Hardwood Floor Faded by Sun
LESLIE: Now we’ve got Tom in Michigan on the line who is dealing with some fading floors. Tell us what’s going on.
TOM IN MICHIGAN: Well, hello. I have a rather large house and most of it is ¾-inch, solid-oak flooring, about the 2¾-inch-wide planks all laying together.
TOM: OK. Mm-hmm.
TOM IN MICHIGAN: You have the dining room, the kitchen and the living room all in line. There are wall – parts of walls between each room but you can see all the flooring all the way across.
TOM IN MICHIGAN: The flooring in the dining room, because of the large windows, has become faded compared to the adjacent rooms, being the kitchen and living room.
TOM IN MICHIGAN: And I’m trying to figure out how to treat it so I can match the existing color in the two adjacent rooms.
TOM IN MICHIGAN: Because if I said it, you understand the problem.
TOM: Yeah. It’s going to be somewhat different. Is it so dramatically different that you really need to take this step? Because, typically, the sun does a pretty good job of fading things reasonably evenly. And if you do take this step, you are – even if you happen to get a stain color that’s pretty darn close to what you have, it’s going to be obvious that one floor is a newer finish than the other floor.
TOM IN MICHIGAN: Exactly. The dining room has three large windows shining on it, whereas the kitchen only has one small window over the sink and the living room has a patio door with a full curtain on it.
TOM: Right. Right. Right, right.
TOM IN MICHIGAN: So, it is a noticeable difference between the three rooms.

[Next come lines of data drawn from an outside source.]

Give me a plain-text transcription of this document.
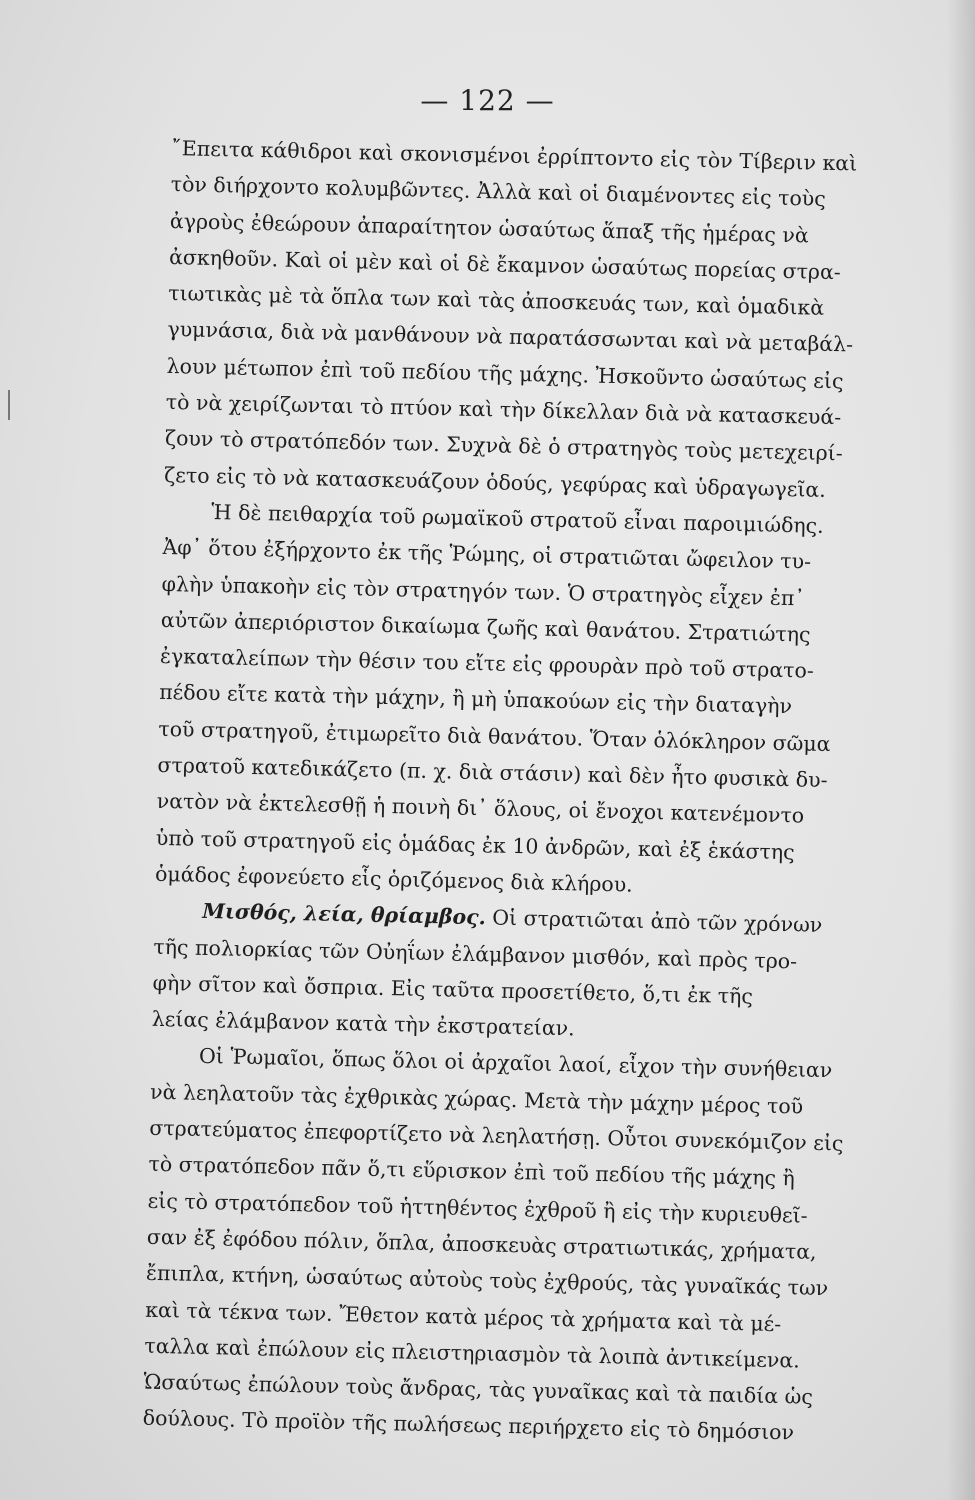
— 122 —
῎Επειτα κάθιδροι καὶ σκονισμένοι ἐρρίπτοντο εἰς τὸν Τίβεριν καὶ
τὸν διήρχοντο κολυμβῶντες. Ἀλλὰ καὶ οἱ διαμένοντες εἰς τοὺς
ἀγροὺς ἐθεώρουν ἀπαραίτητον ὡσαύτως ἅπαξ τῆς ἡμέρας νὰ
ἀσκηθοῦν. Καὶ οἱ μὲν καὶ οἱ δὲ ἔκαμνον ὡσαύτως πορείας στρα-
τιωτικὰς μὲ τὰ ὅπλα των καὶ τὰς ἀποσκευάς των, καὶ ὁμαδικὰ
γυμνάσια, διὰ νὰ μανθάνουν νὰ παρατάσσωνται καὶ νὰ μεταβάλ-
λουν μέτωπον ἐπὶ τοῦ πεδίου τῆς μάχης. Ἠσκοῦντο ὡσαύτως εἰς
τὸ νὰ χειρίζωνται τὸ πτύον καὶ τὴν δίκελλαν διὰ νὰ κατασκευά-
ζουν τὸ στρατόπεδόν των. Συχνὰ δὲ ὁ στρατηγὸς τοὺς μετεχειρί-
ζετο εἰς τὸ νὰ κατασκευάζουν ὁδούς, γεφύρας καὶ ὑδραγωγεῖα.
Ἡ δὲ πειθαρχία τοῦ ρωμαϊκοῦ στρατοῦ εἶναι παροιμιώδης.
Ἀφ᾽ ὅτου ἐξήρχοντο ἐκ τῆς Ῥώμης, οἱ στρατιῶται ὤφειλον τυ-
φλὴν ὑπακοὴν εἰς τὸν στρατηγόν των. Ὁ στρατηγὸς εἶχεν ἐπ᾽
αὐτῶν ἀπεριόριστον δικαίωμα ζωῆς καὶ θανάτου. Στρατιώτης
ἐγκαταλείπων τὴν θέσιν του εἴτε εἰς φρουρὰν πρὸ τοῦ στρατο-
πέδου εἴτε κατὰ τὴν μάχην, ἢ μὴ ὑπακούων εἰς τὴν διαταγὴν
τοῦ στρατηγοῦ, ἐτιμωρεῖτο διὰ θανάτου. Ὅταν ὁλόκληρον σῶμα
στρατοῦ κατεδικάζετο (π. χ. διὰ στάσιν) καὶ δὲν ἦτο φυσικὰ δυ-
νατὸν νὰ ἐκτελεσθῇ ἡ ποινὴ δι᾽ ὅλους, οἱ ἔνοχοι κατενέμοντο
ὑπὸ τοῦ στρατηγοῦ εἰς ὁμάδας ἐκ 10 ἀνδρῶν, καὶ ἐξ ἑκάστης
ὁμάδος ἐφονεύετο εἷς ὁριζόμενος διὰ κλήρου.
Μισθός, λεία, θρίαμβος. Οἱ στρατιῶται ἀπὸ τῶν χρόνων
τῆς πολιορκίας τῶν Οὐηΐων ἐλάμβανον μισθόν, καὶ πρὸς τρο-
φὴν σῖτον καὶ ὄσπρια. Εἰς ταῦτα προσετίθετο, ὅ,τι ἐκ τῆς
λείας ἐλάμβανον κατὰ τὴν ἐκστρατείαν.
Οἱ Ῥωμαῖοι, ὅπως ὅλοι οἱ ἀρχαῖοι λαοί, εἶχον τὴν συνήθειαν
νὰ λεηλατοῦν τὰς ἐχθρικὰς χώρας. Μετὰ τὴν μάχην μέρος τοῦ
στρατεύματος ἐπεφορτίζετο νὰ λεηλατήσῃ. Οὗτοι συνεκόμιζον εἰς
τὸ στρατόπεδον πᾶν ὅ,τι εὕρισκον ἐπὶ τοῦ πεδίου τῆς μάχης ἢ
εἰς τὸ στρατόπεδον τοῦ ἡττηθέντος ἐχθροῦ ἢ εἰς τὴν κυριευθεῖ-
σαν ἐξ ἐφόδου πόλιν, ὅπλα, ἀποσκευὰς στρατιωτικάς, χρήματα,
ἔπιπλα, κτήνη, ὡσαύτως αὐτοὺς τοὺς ἐχθρούς, τὰς γυναῖκάς των
καὶ τὰ τέκνα των. Ἔθετον κατὰ μέρος τὰ χρήματα καὶ τὰ μέ-
ταλλα καὶ ἐπώλουν εἰς πλειστηριασμὸν τὰ λοιπὰ ἀντικείμενα.
Ὡσαύτως ἐπώλουν τοὺς ἄνδρας, τὰς γυναῖκας καὶ τὰ παιδία ὡς
δούλους. Τὸ προϊὸν τῆς πωλήσεως περιήρχετο εἰς τὸ δημόσιον
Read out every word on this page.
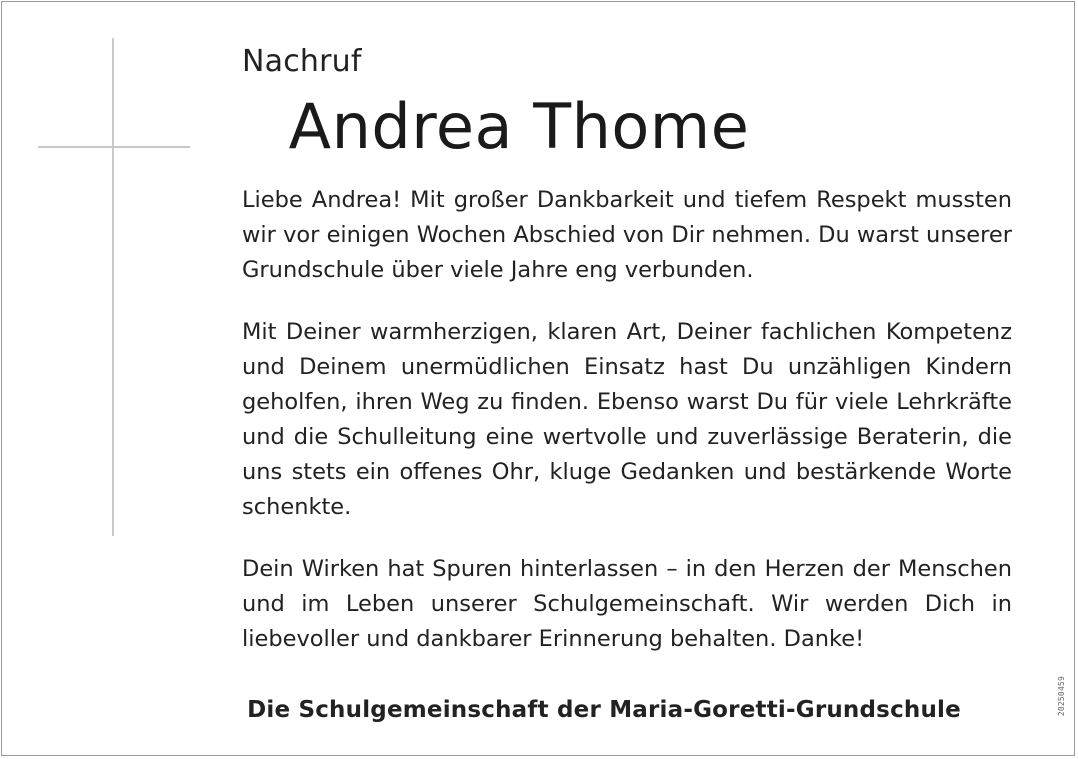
Nachruf
Andrea Thome

Liebe Andrea! Mit großer Dankbarkeit und tiefem Respekt mussten wir vor einigen Wochen Abschied von Dir nehmen. Du warst unserer Grundschule über viele Jahre eng verbunden.

Mit Deiner warmherzigen, klaren Art, Deiner fachlichen Kompetenz und Deinem unermüdlichen Einsatz hast Du unzähligen Kindern geholfen, ihren Weg zu finden. Ebenso warst Du für viele Lehrkräfte und die Schulleitung eine wertvolle und zuverlässige Beraterin, die uns stets ein offenes Ohr, kluge Gedanken und bestärkende Worte schenkte.

Dein Wirken hat Spuren hinterlassen – in den Herzen der Menschen und im Leben unserer Schulgemeinschaft. Wir werden Dich in liebevoller und dankbarer Erinnerung behalten. Danke!

Die Schulgemeinschaft der Maria-Goretti-Grundschule	20250459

TOM: Well, listen, it’s so much work to refinish a floor. Adding the additional room may not really be that complicated. Maybe you should just do it all at once.
TOM IN MICHIGAN: And believe it or not, these two rooms – hallways – go into other rooms. We’re talking 2,400 square foot of oak floor. To continue it …
TOM: Have you considered wall-to-wall carpet?
LESLIE: What about an area rug?
TOM IN MICHIGAN: Now, that’s actually one of the problems. When you pick up a rug, you’ll see how nice and dark it is underneath, not so much here on the perimeter.
TOM: Right. Right, right. Tom, I – frankly, I think you chalk this up to charm. You can control this if you refinish the floors but I don’t think you’re going to be able to do it selectively to match the fade of the sun. I just don’t think it’s physically possible for you to do that.
So I think you live with it or you decide – or you live with it until you can’t live with it anymore and then you just redo all of the floors. And when you redo all of the floors, the finishes today – you might want to think about using an exterior-grade polyurethane because they have more UV-protection in them than an interior polyurethane.
TOM IN MICHIGAN: Exactly.
TOM: And that will actually help control and keep that color. And by the way, a set of blinds doesn’t help – doesn’t hurt either.
TOM IN MICHIGAN: Well, thank you for your help.
TOM: You’re welcome, Tom. Good luck with that project. Thanks so much for calling us at 888-MONEY-PIT.